Reputation: 1803
I am attempting to build a function which will pull data for any stock and then plot a regression. However, I am running into issues with the source data. My question is - how do I take a time series in a pandas data frame and plot the linear trend over time? My code below:
This code will produce the regression:
import matplotlib.pyplot as plt
import seaborn as sns; sns.set()
import numpy as np
rng = np.random.RandomState(1)
x = 10 * rng.rand(50)
y = 2 * x - 5 + rng.randn(50)
plt.scatter(x, y);
plt.show()
from sklearn.linear_model import LinearRegression
model = LinearRegression(fit_intercept=True)
model.fit(x[:, np.newaxis], y)
xfit = np.linspace(0, 10, 1000)
yfit = model.predict(xfit[:, np.newaxis])
plt.scatter(x, y)
plt.plot(xfit, yfit);
plt.show()
This is my attempt to pass the data via a dataframe
from datetime import datetime
import pandas_datareader.data as web
start = datetime(2017, 8, 1)
end = datetime(2018, 7, 30)
data_SP = web.DataReader('JPM', 'iex', start, end)
y = dates # not sure how to get here?
plt.scatter(data['close'], y);
plt.show()
from sklearn.linear_model import LinearRegression
model = LinearRegression(fit_intercept=True)

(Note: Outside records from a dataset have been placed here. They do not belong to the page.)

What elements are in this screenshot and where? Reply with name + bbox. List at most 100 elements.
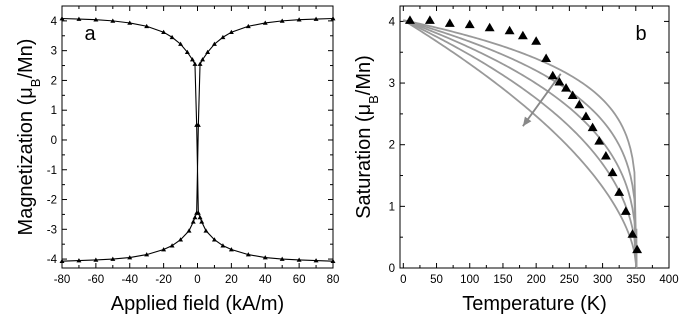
hysteresis-branch-2	[61, 17, 334, 262]
y-tick-label: 4	[51, 16, 58, 28]
data-point	[541, 53, 552, 63]
x-tick-label: 0	[400, 274, 406, 286]
y-axis-title-unit: /Mn)	[353, 55, 375, 95]
data-point	[76, 16, 82, 21]
y-axis-title-part: Saturation (	[353, 115, 375, 219]
x-tick-label: 250	[560, 274, 579, 286]
x-tick-label: -20	[155, 274, 172, 286]
data-point	[594, 136, 605, 145]
data-point	[203, 228, 209, 233]
x-tick-label: -60	[88, 274, 105, 286]
x-axis-title: Applied field (kA/m)	[111, 293, 284, 315]
y-tick-label: 1	[51, 105, 57, 117]
x-tick-label: 400	[659, 274, 678, 286]
data-point	[279, 256, 285, 261]
panel-label: a	[84, 23, 96, 45]
model-curve-5	[402, 19, 638, 269]
x-tick-label: 80	[327, 274, 340, 286]
data-point	[279, 18, 285, 23]
data-point	[76, 258, 82, 263]
data-point	[144, 23, 150, 29]
data-point	[313, 16, 319, 21]
data-point	[93, 257, 99, 262]
y-tick-label: 3	[389, 78, 395, 90]
data-point	[178, 237, 184, 242]
data-point	[444, 18, 455, 27]
data-point	[614, 187, 625, 196]
x-tick-label: 40	[259, 274, 272, 286]
data-point	[632, 244, 643, 254]
model-curve-2	[403, 19, 638, 269]
data-point	[484, 22, 495, 32]
data-point	[93, 17, 99, 22]
y-tick-label: 0	[51, 135, 57, 147]
data-point	[581, 111, 591, 120]
data-point	[554, 76, 565, 86]
data-point	[607, 167, 618, 177]
data-point	[424, 15, 435, 24]
saturation-panel: 0 50 100 150 200 250 300 350 400 0 1 2 3 4 Temperature…	[353, 5, 679, 315]
data-point	[220, 243, 226, 248]
data-point	[531, 36, 542, 45]
y-tick-label: -3	[47, 224, 57, 236]
x-tick-label: 60	[293, 274, 306, 286]
data-point	[110, 18, 116, 23]
data-point	[197, 61, 203, 66]
data-point	[194, 210, 200, 215]
data-point	[178, 41, 184, 46]
data-point	[186, 228, 192, 233]
data-point	[517, 30, 528, 40]
y-axis-title-unit: /Mn)	[15, 39, 37, 79]
data-point	[197, 214, 203, 220]
data-point	[211, 41, 217, 46]
y-axis-title-mu: μ	[353, 104, 375, 116]
x-tick-label: 20	[225, 274, 238, 286]
data-point	[169, 243, 175, 248]
data-point	[59, 16, 65, 21]
data-point	[330, 16, 336, 21]
data-point	[144, 252, 150, 257]
data-point	[192, 61, 198, 66]
data-point	[189, 57, 195, 62]
y-axis-title-part: Magnetization (	[15, 98, 37, 235]
y-axis-title-mu: μ	[15, 87, 37, 99]
y-axis-title-sub: B	[28, 79, 43, 88]
data-point	[228, 247, 234, 252]
trend-arrow-shaft	[522, 73, 562, 127]
data-point	[127, 20, 133, 25]
x-tick-label: 100	[460, 274, 479, 286]
data-point	[205, 49, 211, 54]
data-point	[567, 90, 578, 100]
x-tick-label: 350	[626, 274, 645, 286]
hysteresis-branch-1	[61, 17, 334, 262]
data-point	[245, 23, 251, 29]
data-point	[190, 219, 196, 224]
data-point	[627, 229, 638, 238]
data-point	[464, 19, 475, 29]
plot-frame	[399, 5, 670, 269]
model-curve-4	[402, 19, 638, 269]
x-tick-label: 150	[493, 274, 512, 286]
y-tick-label: 1	[389, 201, 395, 213]
data-point	[600, 150, 611, 160]
data-point	[192, 214, 198, 220]
panel-label: b	[635, 23, 646, 45]
plot-frame	[61, 5, 334, 269]
data-point	[228, 29, 234, 35]
y-tick-label: 2	[51, 75, 57, 87]
x-tick-label: 200	[527, 274, 546, 286]
data-point	[296, 257, 302, 262]
x-tick-label: -40	[121, 274, 138, 286]
data-point	[199, 219, 205, 224]
data-point	[587, 122, 598, 132]
data-point	[220, 34, 226, 40]
y-axis-title: Saturation (μB/Mn)	[353, 55, 381, 219]
trend-arrow-head	[522, 116, 532, 127]
x-tick-label: 0	[194, 274, 200, 286]
data-point	[245, 252, 251, 257]
data-point	[405, 15, 415, 24]
x-axis-title: Temperature (K)	[462, 293, 607, 315]
data-point	[110, 256, 116, 261]
data-point	[161, 29, 167, 35]
x-tick-label: 300	[593, 274, 612, 286]
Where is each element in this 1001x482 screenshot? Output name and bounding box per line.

model.fit(data['close'][:, np.newaxis], y)
xfit = np.linspace(0, 10, 1000)
yfit = model.predict(xfit[:, np.newaxis])
plt.scatter(data['close'], y)
plt.plot(xfit, yfit);
plt.show()
Upvotes: 1
Views: 755
Reputation: 1803
I've adjusted the code to the following. It will produce visuals showing returns in excess of a benchmark. There are a lot of directions to go with the code. For example - we could have it cycle all 500 stocks in the S&P and figure out the best-returning stocks against the index or we could have it cycle all 500 stocks by 1 month periods and figure out based on history what is the best stock to hold when. The visuals are a nice touch to the analysis.
import matplotlib.pyplot as plt
import numpy as np
from datetime import datetime
import pandas
from sklearn.linear_model import LinearRegression
import pandas_datareader.data as pdr
def close_price_trending(analysis):
model = LinearRegression(fit_intercept=True)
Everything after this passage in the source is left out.